Japan’s government is arranging for the Tokyo Olympics opening ceremony to be held with only a reduced number of VIP spectators, the Asahi newspaper reported on Tuesday, ahead of talks with the International Olympic Committee and other organisers this week.
Events at large venues and night events after 9 p.m. would also be held without spectators, while the number of VIPs such as sponsors’ guests and diplomats at the opening ceremony would be reduced sharply from an initial estimate of about 10,000, the paper said, citing multiple unidentified government sources.
Already delayed by a year because of the coronavirus pandemic, the Games are set to open on July 23 amid concern that the influx of tens of thousands of people from around the world could unleash another wave of infections in the country.
Organisers of the Games have already banned spectators from overseas and set a cap on domestic spectators at 10,000 per venue for the Games, or 50% of capacity, despite medical experts’ view that no spectators would be the “least risky” option.

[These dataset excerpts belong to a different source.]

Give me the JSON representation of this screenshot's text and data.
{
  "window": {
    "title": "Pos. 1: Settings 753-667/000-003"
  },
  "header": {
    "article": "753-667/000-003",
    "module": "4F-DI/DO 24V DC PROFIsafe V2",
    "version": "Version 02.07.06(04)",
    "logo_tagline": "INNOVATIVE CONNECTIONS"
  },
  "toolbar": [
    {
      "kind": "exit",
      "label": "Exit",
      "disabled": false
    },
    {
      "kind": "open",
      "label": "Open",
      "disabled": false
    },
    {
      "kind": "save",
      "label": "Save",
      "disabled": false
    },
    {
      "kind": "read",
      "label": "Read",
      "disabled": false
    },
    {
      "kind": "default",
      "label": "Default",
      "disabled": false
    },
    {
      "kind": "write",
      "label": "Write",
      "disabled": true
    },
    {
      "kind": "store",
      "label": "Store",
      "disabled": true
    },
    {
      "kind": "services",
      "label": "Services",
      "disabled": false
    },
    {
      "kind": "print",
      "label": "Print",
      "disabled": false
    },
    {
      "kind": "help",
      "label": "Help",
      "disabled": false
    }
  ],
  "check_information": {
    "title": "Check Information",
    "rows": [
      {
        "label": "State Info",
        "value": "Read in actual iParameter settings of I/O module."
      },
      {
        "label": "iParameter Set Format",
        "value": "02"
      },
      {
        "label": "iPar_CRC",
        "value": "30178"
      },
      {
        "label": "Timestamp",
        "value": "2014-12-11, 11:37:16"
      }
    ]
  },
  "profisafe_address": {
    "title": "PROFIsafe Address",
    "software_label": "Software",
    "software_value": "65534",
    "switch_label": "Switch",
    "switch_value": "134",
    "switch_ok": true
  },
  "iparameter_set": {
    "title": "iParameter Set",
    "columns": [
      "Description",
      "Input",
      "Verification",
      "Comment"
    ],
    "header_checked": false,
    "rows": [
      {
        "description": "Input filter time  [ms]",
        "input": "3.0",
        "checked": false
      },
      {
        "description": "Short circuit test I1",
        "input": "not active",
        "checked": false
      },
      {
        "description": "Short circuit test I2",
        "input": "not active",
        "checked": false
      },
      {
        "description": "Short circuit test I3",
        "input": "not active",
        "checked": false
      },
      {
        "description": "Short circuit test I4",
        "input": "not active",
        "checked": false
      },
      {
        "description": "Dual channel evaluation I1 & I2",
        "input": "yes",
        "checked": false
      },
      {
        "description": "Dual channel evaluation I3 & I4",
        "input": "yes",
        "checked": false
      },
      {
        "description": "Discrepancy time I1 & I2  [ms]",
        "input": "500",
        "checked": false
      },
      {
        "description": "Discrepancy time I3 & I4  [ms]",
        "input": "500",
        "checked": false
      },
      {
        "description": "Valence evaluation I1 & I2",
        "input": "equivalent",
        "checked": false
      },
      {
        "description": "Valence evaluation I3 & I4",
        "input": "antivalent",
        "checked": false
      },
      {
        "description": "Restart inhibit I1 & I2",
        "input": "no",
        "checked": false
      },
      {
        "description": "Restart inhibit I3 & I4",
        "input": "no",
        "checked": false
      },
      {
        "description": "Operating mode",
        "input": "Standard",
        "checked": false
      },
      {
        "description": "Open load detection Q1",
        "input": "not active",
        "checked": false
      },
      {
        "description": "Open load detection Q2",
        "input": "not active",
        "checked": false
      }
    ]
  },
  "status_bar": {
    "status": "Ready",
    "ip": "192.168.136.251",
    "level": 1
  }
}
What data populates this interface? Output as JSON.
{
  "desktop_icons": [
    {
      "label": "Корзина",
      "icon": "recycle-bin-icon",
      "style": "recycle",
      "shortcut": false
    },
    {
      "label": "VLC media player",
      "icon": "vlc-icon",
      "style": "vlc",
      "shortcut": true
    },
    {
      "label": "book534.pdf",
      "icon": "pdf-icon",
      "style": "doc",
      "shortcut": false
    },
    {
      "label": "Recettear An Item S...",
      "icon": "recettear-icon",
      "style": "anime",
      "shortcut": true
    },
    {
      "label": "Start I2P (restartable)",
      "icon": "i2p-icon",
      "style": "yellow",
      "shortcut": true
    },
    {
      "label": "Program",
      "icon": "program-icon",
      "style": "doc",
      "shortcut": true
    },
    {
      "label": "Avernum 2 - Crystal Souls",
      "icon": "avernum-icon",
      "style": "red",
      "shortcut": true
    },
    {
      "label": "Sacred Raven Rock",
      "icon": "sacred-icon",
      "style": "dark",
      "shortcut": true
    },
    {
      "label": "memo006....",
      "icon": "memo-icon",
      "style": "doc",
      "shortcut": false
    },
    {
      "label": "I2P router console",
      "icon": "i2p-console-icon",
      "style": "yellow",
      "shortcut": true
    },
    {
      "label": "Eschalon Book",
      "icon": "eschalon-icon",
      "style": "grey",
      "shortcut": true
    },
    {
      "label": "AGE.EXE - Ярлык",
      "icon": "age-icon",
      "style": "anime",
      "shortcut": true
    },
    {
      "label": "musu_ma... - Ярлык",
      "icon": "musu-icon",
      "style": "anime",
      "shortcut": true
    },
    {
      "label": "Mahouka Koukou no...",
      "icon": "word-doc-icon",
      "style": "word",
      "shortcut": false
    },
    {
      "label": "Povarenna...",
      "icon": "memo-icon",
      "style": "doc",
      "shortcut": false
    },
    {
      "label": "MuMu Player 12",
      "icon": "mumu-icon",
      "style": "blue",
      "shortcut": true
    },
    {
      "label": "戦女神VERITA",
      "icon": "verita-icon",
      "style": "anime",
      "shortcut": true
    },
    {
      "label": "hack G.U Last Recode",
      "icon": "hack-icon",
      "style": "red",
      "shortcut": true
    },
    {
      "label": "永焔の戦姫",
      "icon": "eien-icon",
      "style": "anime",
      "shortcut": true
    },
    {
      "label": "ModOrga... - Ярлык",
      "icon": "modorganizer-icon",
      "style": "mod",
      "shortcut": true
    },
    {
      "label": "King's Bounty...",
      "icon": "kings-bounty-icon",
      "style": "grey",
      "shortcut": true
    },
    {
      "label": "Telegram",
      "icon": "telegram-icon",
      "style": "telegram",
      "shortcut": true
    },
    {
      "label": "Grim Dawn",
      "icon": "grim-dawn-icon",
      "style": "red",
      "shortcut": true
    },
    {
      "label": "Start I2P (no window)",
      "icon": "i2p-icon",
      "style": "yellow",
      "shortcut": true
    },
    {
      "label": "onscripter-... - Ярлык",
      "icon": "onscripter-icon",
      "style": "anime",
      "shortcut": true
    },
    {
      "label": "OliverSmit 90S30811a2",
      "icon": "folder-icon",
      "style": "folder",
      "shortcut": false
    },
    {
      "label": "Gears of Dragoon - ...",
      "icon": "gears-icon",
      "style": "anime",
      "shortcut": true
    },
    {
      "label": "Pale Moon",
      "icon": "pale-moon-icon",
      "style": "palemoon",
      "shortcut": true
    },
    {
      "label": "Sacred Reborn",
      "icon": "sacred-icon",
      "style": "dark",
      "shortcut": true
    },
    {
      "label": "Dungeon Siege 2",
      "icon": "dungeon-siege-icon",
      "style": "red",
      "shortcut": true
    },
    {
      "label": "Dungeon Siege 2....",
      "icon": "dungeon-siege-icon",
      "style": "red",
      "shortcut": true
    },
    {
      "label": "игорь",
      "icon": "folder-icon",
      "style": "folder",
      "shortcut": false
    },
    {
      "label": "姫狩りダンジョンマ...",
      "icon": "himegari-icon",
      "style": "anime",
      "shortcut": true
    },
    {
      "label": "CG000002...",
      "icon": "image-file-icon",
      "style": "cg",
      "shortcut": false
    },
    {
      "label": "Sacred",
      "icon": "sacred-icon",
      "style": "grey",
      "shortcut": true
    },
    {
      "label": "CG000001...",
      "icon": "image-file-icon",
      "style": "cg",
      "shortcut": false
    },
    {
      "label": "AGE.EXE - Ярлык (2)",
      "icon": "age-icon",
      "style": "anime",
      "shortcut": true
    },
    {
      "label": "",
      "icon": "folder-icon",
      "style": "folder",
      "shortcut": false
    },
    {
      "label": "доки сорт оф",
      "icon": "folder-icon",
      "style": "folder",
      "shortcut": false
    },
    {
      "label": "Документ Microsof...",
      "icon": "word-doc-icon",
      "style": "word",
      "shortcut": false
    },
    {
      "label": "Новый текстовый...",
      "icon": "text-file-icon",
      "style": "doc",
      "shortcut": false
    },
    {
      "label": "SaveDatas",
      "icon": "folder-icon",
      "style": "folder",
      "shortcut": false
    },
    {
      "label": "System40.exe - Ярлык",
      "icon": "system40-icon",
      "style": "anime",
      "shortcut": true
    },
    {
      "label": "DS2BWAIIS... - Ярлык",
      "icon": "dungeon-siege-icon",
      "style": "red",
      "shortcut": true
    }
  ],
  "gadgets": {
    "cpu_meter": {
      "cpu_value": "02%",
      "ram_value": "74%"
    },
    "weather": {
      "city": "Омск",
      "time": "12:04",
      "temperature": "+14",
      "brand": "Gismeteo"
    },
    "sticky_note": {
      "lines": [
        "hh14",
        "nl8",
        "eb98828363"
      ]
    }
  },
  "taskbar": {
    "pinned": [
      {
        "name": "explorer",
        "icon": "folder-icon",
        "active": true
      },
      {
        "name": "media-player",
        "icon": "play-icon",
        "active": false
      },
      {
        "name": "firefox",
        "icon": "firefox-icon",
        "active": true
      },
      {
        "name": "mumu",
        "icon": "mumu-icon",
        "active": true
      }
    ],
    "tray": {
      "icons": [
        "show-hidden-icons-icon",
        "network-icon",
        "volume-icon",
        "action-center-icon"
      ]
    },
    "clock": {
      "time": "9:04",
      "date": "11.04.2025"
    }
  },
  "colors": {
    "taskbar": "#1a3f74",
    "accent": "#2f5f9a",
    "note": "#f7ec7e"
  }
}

Japan’s government, however, looks likely to decide on Thursday to extend a state of quasi-emergency in Tokyo and three nearby prefectures beyond an original end-date of July 11, a move which will require a rethink on spectators as well.
That matter will be decided at five-way talks also on Thursday that will include the Tokyo governor and IOC President Thomas Bach, who arrives in Japan the same day.
Prime Minister Yoshihide Suga has said holding the Games without spectators was a “possibility”.
Suga was keen to have fans in the stadiums, the Asahi said, but added some ruling party members favour a complete ban, especially after the ruling coalition failed to win a majority in Sunday’s election for the Tokyo local assembly, partly due to voters’ dissatisfaction with the government’s COVID-19 response.
That poll is seen as a bellwether for a general election later this year.
The Olympic torch relay, set to reach Tokyo on July 9 and parade through the centre of the city from July 17 until the opening ceremony, will be moved off public roads for the entire period and instead torch-lighting ceremonies will be held without spectators, the Yomiuri newspaper reported.
Japan has not had the explosive COVID-19 outbreaks seen elsewhere but has recorded over 800,000 cases and more than 14,800 deaths. Only a quarter of its population has had at least one vaccination shot after an initially slow rollout.